Del Pero: «Con Trump crisi costituzionale e politica estera neo imperiale»

Mario Del Pero è professore di storia internazionale e storia degli Stati Uniti a SciencesPo-Parigi. È autore di numerosi libri: l’ultimo è «Buio americano. Gli Stati Uniti e il mondo nell’era Trump» edito da Il Mulino. Domani alle 11 sarà al Mita - Museo internazionale del tappeto antico in via Privata de Vitalis, 2bis per l’incontro «Usa: democrazia sdrucita a stelle e strisce», organizzato nell’ambito del Festival della Pace.
Professor Del Pero, è passato quasi un anno dall’insediamento di Donald Trump alla Casa Bianca. Cos’è successo in questi dieci mesi?
Credo sia successo tantissimo a livello sostanziale e ancor più a livello simbolico e retorico. Abbiamo un presidente che ha battuto quasi tutti i record di ordini esecutivi e decreti presidenziali e abbiamo credo il Congresso, inteso come organo legislativo, più improduttivo dell’epoca moderna, perché a parte l’obbligatoria legge di bilancio non ha praticamente legiferato e quindi si governa con un uso – e credo un abuso – degli strumenti di governo esecutivi. È una crisi costituzionale perché c’è uno scontro in atto tra il potere esecutivo e quello giudiziario. Allo stesso tempo c’è uno scontro tra il potere federale e il potere degli Stati. Poi è evidente la politica aggressiva di arresti ed espulsioni di immigrati messa in atto da Trump. Ma non dimentichiamoci che è passata anche una legge di bilancio molto radicale che rende permanente una serie di tagli alle tasse, rovesciando però le politiche pubbliche dei quattro anni precedenti. Inoltre prevede un taglio significativo ad alcuni voci di spesa pubblica, in particolare alla sanità.
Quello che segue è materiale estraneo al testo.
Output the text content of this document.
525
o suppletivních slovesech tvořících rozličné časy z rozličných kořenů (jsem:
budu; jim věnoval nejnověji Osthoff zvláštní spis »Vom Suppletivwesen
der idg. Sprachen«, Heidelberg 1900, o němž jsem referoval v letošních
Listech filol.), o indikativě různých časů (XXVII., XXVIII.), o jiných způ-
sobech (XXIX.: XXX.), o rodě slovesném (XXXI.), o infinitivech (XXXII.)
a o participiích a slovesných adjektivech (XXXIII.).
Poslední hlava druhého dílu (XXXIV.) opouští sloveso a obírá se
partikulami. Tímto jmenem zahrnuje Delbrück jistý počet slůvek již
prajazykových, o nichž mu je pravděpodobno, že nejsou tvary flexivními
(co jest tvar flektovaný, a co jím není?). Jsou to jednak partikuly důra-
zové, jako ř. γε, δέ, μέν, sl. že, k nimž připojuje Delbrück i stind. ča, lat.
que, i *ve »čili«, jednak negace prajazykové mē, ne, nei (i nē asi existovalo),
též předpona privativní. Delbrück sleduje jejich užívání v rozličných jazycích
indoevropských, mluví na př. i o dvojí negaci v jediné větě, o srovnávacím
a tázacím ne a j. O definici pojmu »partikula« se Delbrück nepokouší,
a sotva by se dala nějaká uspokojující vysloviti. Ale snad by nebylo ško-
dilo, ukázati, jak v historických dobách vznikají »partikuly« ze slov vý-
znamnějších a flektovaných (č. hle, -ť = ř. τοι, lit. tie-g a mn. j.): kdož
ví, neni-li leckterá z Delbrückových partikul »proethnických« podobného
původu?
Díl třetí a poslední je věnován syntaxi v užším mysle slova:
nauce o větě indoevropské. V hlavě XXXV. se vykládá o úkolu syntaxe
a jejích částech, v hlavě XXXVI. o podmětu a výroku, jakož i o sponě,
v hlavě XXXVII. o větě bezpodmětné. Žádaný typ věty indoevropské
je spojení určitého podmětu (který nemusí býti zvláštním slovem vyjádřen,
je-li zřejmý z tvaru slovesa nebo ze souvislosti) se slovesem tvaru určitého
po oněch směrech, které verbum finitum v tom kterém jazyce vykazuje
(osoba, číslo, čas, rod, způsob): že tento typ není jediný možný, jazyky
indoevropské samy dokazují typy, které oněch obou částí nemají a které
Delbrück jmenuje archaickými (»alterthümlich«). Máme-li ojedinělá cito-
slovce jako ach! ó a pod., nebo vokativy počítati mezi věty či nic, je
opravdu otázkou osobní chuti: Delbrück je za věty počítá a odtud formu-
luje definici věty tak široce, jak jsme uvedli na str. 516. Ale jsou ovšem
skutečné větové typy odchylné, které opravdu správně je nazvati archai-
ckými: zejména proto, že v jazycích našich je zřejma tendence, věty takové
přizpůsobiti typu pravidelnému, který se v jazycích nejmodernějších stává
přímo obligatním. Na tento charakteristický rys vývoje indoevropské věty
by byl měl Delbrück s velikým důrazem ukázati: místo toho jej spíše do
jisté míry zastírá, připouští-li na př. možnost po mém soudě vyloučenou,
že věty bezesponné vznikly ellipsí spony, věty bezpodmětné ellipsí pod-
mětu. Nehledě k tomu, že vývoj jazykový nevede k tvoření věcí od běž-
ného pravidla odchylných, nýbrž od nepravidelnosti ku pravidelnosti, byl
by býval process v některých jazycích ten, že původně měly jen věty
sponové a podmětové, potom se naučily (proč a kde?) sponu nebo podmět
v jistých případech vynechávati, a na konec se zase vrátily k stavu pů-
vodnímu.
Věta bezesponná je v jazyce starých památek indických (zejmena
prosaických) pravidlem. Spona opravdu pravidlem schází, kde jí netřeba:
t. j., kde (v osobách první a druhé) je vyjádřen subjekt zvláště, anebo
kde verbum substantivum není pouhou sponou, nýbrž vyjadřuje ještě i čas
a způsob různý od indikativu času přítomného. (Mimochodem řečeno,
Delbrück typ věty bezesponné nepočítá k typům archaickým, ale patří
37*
Sul piano internazionale abbiamo uno scardinamento di quel che rimaneva delle strumenti e delle logiche della governance globale e del diritto internazionale: l’abbiamo visto su Gaza, dove l’Onu non è stato mai coinvolto.

In merito a questo. Quanto è stata importante la figura di Trump per la pace a Gaza?
Gli Stati Uniti hanno avuto un ruolo decisivo. C’è un’alleanza quasi organica, simbiotica tra la destra israeliana di governo e la destra americana. È stato Trump l’attore fondamentale che ha trovato una soluzione alla crisi di Gaza. Poi possiamo ragionare sul fatto che sia un tipo di pace che pone molti problemi.
Rimaniamo sulla politica estera degli Stati Uniti, cosa sta succedendo in America Latina?
In Venezuela si sta esercitando una pressione massima militare con l’obiettivo di far cadere un regime. È un metodo neo imperiale. Se vogliamo guardare al passato si deve tornare agli inizi del Novecento, quando gli Stati Uniti mandavano militari, banchieri ed esperti a governare di fatto alcuni di questi Paesi, a fare la diplomazia del dollaro e a usare le cannoniere quando è necessario, per ripristinare l’ordine e per trarne dei vantaggi.
E l’Italia che rapporto ha con gli Usa?
In termini politico ideologici l’Italia è uno degli interlocutori privilegiati di Trump: in Europa siamo secondi solo a Orbán. La convergenza ideologica non è assolutamente da sottovalutare, ma credo che relazionarsi singolarmente con gli Stati Uniti sia molto velleitario per qualsiasi Paese europeo, anche per la Germania. Insomma, non si può uscire da una cornice europea. Se, per esempio, prendiamo in considerazione i dazi c’è una posizione comune sul commercio da cui non ci si smarca.
Chiudiamo con il fatto di cronaca più recente, cosa simboleggia la vittoria di Zohran Mamdani a New York?
Per prima cosa possiamo dire che una certa componente di sinistra, di socialisti democratici come amano chiamarsi loro, oggi ha un peso e una rappresentanza maggiore dentro il partito democratico. Poi è evidente che l’elemento generazionale sta entrando pienamente in un partito ancora molto anziano, a lungo sclerotizzato. Ricordiamo però che in New Jersey e Virginia hanno vinto due candidate democratiche molto più moderate. Se i democratici riescono a tenere unite queste realtà vincono, altrimenti a trionfare è il culto di Trump, che nel partito repubblicano mette per ora tutti d’accordo.